“Eutanasia”, il termine indica letteralmente una “morte serena e indolore”. Si tratta di interventi medici che prevedono la somministrazione di un farmaco letale, per via endovenosa, al paziente che ne fa richiesta e soddisfa determinati requisiti. Se avete visto almeno una volta il film: “Io prima di te” ricorderete sicuramente la scena in cui Will decide di partire per la Svizzera perché vuole morire, giunto li, chiede il suicidio assistito. Ciò che dovremmo comprendere è: perché il personaggio di questo film decide di morire proprio in Svizzera? Eutanasia e suicidio assistito sono due cose diverse?
Per rispondere a questi quesiti dobbiamo prima di tutto sapere che l’eutanasia, attualmente, è legale solo nei tre paesi del Benelux, mentre il suicidio assistito è legale in: Svizzera, Colombia, Washington, Oregon, Vermont, Montana e California. A differenza dell’eutanasia, che come abbiamo già detto richiede l’intervento diretto del medico, il suicidio assistito prevede che il medico si limiti solo alla preparazione di un farmaco, che il paziente assumerà poi per conto proprio. In Italia l’eutanasia è illegale mentre grazie alla sentenza 242/2019 della Corte costituzionale, è possibile richiedere il suicidio assistito ma solo rispettando alcune condizioni. Secondo la legge italiana, la persona che richiede il suicidio assistito deve essere capace di intendere e volere, deve avere una patologia irreversibile e portatrice di gravi sofferenze e deve sopravvivere grazie a trattamenti di sostegno vitale.
Elena era una signora di 69 anni e circa un anno fa aveva avuto la diagnosi di “microcitoma polmonare”. Aveva una malattia che nel suo caso l’avrebbe solo portata a soffrire sempre di più, fino alla morte. Ha scelto di chiedere il suicidio assistito, prima che la malattia potesse prendere il sopravvento, ma per farlo è dovuta andare in Svizzera. I suoi cari, nonostante la sofferenza, hanno deciso di comprendere la sua scelta. I suoi parenti però cercavano sempre di rimandare l’evento ed Elena aveva paura che giunta a destinazione potessero cercare di fermarla. Ciò che più la spaventava era che potessero avere ripercussioni legali.

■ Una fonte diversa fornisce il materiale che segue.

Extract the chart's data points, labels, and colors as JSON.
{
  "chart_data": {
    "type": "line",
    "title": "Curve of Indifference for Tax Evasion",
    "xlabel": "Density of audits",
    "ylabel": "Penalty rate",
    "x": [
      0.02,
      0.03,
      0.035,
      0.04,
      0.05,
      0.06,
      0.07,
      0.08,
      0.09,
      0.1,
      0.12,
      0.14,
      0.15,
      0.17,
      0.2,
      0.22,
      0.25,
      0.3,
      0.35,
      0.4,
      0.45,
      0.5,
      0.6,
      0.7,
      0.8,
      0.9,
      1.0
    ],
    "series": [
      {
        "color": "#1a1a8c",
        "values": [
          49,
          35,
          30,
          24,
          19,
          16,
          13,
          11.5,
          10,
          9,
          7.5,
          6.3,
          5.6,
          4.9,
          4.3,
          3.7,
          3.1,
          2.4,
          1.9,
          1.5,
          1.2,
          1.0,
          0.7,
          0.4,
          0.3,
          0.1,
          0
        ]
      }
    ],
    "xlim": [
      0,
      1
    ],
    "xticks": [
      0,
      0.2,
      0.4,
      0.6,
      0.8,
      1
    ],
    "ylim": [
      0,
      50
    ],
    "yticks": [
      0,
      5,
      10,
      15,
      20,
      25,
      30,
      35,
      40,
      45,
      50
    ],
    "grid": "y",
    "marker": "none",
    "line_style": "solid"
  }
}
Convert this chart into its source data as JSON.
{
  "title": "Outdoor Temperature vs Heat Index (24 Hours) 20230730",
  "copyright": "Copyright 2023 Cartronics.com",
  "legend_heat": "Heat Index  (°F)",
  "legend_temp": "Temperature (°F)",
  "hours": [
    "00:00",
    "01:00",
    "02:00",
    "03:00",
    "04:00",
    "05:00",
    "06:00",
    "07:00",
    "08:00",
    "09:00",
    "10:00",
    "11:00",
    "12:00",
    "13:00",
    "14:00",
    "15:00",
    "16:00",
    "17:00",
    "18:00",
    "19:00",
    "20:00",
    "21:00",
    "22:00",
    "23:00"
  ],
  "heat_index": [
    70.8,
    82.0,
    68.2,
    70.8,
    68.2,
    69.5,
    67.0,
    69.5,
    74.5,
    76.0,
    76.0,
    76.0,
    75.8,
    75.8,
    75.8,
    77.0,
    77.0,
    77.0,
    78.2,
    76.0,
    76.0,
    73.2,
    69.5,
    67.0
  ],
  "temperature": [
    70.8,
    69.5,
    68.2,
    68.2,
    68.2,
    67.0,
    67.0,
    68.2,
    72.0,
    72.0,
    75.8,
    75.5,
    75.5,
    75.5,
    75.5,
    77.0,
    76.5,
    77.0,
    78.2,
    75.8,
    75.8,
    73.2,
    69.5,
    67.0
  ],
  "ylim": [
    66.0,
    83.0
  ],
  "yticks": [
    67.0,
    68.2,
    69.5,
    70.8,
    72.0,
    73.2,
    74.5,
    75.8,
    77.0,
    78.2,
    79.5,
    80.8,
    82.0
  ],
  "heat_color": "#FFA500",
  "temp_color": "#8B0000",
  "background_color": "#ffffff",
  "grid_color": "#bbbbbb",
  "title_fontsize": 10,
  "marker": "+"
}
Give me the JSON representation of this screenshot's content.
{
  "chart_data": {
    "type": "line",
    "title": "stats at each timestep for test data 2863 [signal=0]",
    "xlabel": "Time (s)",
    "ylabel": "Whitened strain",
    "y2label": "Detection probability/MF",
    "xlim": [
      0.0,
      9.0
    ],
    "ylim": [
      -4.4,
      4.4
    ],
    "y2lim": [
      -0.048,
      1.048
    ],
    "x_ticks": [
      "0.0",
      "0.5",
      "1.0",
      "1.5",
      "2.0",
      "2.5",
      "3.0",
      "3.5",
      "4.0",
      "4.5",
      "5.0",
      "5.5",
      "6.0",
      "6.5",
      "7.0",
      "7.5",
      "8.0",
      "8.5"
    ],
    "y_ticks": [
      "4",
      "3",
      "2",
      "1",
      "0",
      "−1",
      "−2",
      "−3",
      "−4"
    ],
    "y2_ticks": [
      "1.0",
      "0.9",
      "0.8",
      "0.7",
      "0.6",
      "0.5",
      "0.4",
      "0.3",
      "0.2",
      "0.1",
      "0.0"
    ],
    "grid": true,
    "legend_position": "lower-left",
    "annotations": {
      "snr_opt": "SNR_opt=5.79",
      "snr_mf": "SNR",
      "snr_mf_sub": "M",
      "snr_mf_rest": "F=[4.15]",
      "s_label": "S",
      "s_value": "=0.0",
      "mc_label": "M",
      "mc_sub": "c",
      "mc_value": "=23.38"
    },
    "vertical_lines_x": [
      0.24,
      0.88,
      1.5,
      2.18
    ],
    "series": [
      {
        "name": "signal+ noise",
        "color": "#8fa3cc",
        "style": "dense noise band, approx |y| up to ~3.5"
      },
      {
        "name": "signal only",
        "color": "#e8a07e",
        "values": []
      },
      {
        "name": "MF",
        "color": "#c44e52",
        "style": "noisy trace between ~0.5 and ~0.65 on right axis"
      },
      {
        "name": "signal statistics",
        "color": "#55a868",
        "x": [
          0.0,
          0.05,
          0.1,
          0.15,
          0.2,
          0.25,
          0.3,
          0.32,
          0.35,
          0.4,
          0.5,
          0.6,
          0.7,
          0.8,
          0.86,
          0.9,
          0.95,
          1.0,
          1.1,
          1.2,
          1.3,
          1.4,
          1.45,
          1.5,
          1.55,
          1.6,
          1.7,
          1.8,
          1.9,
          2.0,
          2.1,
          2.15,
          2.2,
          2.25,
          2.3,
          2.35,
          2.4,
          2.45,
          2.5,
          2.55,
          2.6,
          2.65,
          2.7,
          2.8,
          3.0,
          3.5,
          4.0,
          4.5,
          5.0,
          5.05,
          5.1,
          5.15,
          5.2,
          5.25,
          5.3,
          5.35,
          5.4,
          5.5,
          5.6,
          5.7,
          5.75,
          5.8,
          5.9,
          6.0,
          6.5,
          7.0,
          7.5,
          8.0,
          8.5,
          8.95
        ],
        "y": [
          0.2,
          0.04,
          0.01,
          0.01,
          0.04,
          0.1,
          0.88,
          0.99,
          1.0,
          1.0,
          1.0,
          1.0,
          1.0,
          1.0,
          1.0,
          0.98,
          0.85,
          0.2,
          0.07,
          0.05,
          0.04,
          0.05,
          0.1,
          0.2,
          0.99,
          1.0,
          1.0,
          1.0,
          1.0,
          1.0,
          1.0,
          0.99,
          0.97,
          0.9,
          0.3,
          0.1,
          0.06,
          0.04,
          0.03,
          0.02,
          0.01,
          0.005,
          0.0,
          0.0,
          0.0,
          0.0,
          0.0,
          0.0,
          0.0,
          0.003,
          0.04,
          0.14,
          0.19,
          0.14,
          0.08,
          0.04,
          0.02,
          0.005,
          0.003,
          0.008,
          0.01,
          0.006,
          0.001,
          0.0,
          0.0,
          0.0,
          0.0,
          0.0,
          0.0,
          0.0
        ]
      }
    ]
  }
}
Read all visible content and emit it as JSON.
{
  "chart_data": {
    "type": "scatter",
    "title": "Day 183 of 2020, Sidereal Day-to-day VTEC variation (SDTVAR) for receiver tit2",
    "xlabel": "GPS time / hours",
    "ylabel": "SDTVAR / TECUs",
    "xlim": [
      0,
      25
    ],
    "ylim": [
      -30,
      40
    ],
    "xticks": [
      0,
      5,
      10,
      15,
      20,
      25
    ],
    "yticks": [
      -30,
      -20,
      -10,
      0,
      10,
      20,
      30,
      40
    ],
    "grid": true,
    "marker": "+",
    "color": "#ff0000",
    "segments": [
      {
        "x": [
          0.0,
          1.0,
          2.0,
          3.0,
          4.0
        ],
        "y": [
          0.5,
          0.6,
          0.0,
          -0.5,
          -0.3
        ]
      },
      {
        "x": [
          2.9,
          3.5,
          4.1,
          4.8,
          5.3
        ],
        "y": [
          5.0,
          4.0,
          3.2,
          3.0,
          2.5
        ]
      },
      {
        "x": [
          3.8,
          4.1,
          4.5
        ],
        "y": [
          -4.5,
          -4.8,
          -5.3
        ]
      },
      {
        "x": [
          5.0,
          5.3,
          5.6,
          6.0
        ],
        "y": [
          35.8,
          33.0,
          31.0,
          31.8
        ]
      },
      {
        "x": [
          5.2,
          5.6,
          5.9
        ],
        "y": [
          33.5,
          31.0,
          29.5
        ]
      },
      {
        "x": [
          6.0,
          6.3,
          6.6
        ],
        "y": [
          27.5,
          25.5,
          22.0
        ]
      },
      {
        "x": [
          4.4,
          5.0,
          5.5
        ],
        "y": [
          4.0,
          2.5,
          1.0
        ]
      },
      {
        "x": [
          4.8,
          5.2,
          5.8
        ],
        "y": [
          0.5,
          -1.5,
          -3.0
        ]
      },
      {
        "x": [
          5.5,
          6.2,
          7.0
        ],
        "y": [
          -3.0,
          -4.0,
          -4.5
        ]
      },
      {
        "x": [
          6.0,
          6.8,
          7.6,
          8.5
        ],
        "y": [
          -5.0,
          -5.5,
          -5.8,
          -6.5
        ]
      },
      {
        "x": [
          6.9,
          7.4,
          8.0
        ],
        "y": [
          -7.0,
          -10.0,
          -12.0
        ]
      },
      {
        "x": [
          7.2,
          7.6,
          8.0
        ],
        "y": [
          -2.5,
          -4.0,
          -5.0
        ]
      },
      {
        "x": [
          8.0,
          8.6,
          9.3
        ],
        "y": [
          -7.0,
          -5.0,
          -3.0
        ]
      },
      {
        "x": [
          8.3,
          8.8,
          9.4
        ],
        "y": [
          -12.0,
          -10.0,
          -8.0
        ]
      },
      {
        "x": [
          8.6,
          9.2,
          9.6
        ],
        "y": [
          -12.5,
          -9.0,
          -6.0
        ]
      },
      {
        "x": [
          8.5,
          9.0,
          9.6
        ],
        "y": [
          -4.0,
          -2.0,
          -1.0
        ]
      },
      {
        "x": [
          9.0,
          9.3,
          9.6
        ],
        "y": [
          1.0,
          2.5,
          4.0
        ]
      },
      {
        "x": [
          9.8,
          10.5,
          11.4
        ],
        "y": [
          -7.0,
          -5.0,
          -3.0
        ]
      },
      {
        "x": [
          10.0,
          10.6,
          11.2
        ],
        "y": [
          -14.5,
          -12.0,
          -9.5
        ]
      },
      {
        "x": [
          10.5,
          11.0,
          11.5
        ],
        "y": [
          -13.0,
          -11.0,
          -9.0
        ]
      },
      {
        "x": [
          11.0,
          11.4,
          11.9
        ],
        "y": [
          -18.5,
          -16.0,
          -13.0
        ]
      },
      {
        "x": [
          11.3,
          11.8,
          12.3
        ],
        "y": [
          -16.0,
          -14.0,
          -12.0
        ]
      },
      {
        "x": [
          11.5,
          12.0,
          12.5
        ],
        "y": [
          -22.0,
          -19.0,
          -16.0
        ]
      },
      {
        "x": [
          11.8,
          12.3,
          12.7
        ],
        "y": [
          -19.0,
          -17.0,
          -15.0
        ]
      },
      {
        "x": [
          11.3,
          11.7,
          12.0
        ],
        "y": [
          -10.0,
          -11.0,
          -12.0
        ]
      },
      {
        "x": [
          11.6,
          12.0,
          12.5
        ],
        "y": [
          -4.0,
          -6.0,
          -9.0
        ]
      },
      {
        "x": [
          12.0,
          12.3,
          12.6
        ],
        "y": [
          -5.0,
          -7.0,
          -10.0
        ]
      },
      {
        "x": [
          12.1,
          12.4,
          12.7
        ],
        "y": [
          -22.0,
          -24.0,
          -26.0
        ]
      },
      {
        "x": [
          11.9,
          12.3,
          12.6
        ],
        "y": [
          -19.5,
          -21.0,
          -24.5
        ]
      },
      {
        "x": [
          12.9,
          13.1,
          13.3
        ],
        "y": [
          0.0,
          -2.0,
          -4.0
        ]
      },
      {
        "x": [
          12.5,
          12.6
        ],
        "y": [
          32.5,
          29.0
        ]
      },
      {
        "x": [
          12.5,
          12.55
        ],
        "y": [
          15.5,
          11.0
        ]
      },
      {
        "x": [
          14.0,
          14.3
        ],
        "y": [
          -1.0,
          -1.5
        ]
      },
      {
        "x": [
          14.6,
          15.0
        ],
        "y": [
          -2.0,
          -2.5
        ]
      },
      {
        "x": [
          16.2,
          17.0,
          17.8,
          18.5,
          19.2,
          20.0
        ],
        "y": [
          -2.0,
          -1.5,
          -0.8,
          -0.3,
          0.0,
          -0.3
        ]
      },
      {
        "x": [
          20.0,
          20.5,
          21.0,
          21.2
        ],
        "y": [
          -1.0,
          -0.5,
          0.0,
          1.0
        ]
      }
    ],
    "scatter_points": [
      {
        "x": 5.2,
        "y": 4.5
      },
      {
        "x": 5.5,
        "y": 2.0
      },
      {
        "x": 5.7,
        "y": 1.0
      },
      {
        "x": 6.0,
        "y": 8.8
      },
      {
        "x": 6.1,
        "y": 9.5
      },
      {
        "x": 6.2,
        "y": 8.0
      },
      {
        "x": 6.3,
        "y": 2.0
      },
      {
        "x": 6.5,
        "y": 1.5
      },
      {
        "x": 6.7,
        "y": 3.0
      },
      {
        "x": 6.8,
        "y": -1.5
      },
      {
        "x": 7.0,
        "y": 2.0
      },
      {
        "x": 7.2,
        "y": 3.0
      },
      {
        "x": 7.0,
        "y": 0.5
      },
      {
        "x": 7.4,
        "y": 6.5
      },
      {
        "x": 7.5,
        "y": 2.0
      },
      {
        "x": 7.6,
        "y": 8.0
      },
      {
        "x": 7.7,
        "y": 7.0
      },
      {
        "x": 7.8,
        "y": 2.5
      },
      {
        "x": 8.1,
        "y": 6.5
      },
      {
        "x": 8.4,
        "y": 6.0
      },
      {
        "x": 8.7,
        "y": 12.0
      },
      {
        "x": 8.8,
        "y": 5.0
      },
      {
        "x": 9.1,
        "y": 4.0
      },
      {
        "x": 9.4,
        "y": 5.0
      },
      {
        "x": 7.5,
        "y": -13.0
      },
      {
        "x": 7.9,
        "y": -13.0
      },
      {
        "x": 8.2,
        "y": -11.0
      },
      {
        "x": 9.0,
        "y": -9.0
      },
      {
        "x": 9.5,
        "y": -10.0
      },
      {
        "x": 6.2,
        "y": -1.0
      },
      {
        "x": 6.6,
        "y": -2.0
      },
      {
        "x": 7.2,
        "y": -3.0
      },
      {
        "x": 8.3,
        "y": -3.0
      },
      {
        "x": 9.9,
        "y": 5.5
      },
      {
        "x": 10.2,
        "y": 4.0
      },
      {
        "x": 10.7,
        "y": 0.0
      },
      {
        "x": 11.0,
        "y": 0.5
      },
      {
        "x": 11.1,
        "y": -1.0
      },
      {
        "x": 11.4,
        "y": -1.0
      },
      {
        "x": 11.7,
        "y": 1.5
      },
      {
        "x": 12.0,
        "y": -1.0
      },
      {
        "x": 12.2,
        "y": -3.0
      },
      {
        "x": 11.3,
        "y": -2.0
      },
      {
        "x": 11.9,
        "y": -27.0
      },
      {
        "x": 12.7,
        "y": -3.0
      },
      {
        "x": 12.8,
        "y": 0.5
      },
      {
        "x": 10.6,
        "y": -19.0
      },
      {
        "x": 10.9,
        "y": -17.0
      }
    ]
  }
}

Per tutte queste ragioni, Elena si è rivolta all’associazione Luca Coscioni e in particolare a Marco Cappato, che l’ha accompagnata fino in Svizzera ed è stato accanto a lei per tutto il tempo necessario. Le ultime parole rilasciate dalla donna sono state: “Ho voluto porre fine alla mia vita prima che lo facesse la malattia in maniera più dolorosa. Sono sempre stata convinta che ognuno debba decidere sulla propria vita e debba farlo anche sulla propria fine”.
Marco Cappato, in seguito alla morte di Elena ha dichiarato: ” Mi sono autodenunciato. Se non le avessi dato il mio aiuto probabilmente avrebbe rinunciato perché non voleva mettere nei guai il marito e la figlia. Il codice penale del 1930 prevedeva fino a 12 anni di carcere, poi la Corte costituzionale aveva depenalizzato questo reato. Ma per richiedere il suicidio assistito in Italia, Elena doveva essere attaccata a una macchina per esempio. Invece nel suo caso non era dipendente da un trattamento sanitario. Non rientrava nei parametri nella corte, seppure le restassero solo poche settimane di vita”.
Marco Cappato, che da anni si occupa di fare qualcosa di concreto per il problema “eutanasia” e per i diritti umani, soprattutto dopo la vicenda di Dj Fabo, anch’esso aiutato da lui per porre fine alle sue sofferenze in Svizzera, concludendo le sue riflessioni sul caso di Elena, ha lanciato un messaggio molto importante: “La Corte costituzionale stessa aveva chiesto al Parlamento da quattro anni di intervenire, per chiarire meglio queste potenziali discriminazioni ma il Parlamento non lo ha fatto”.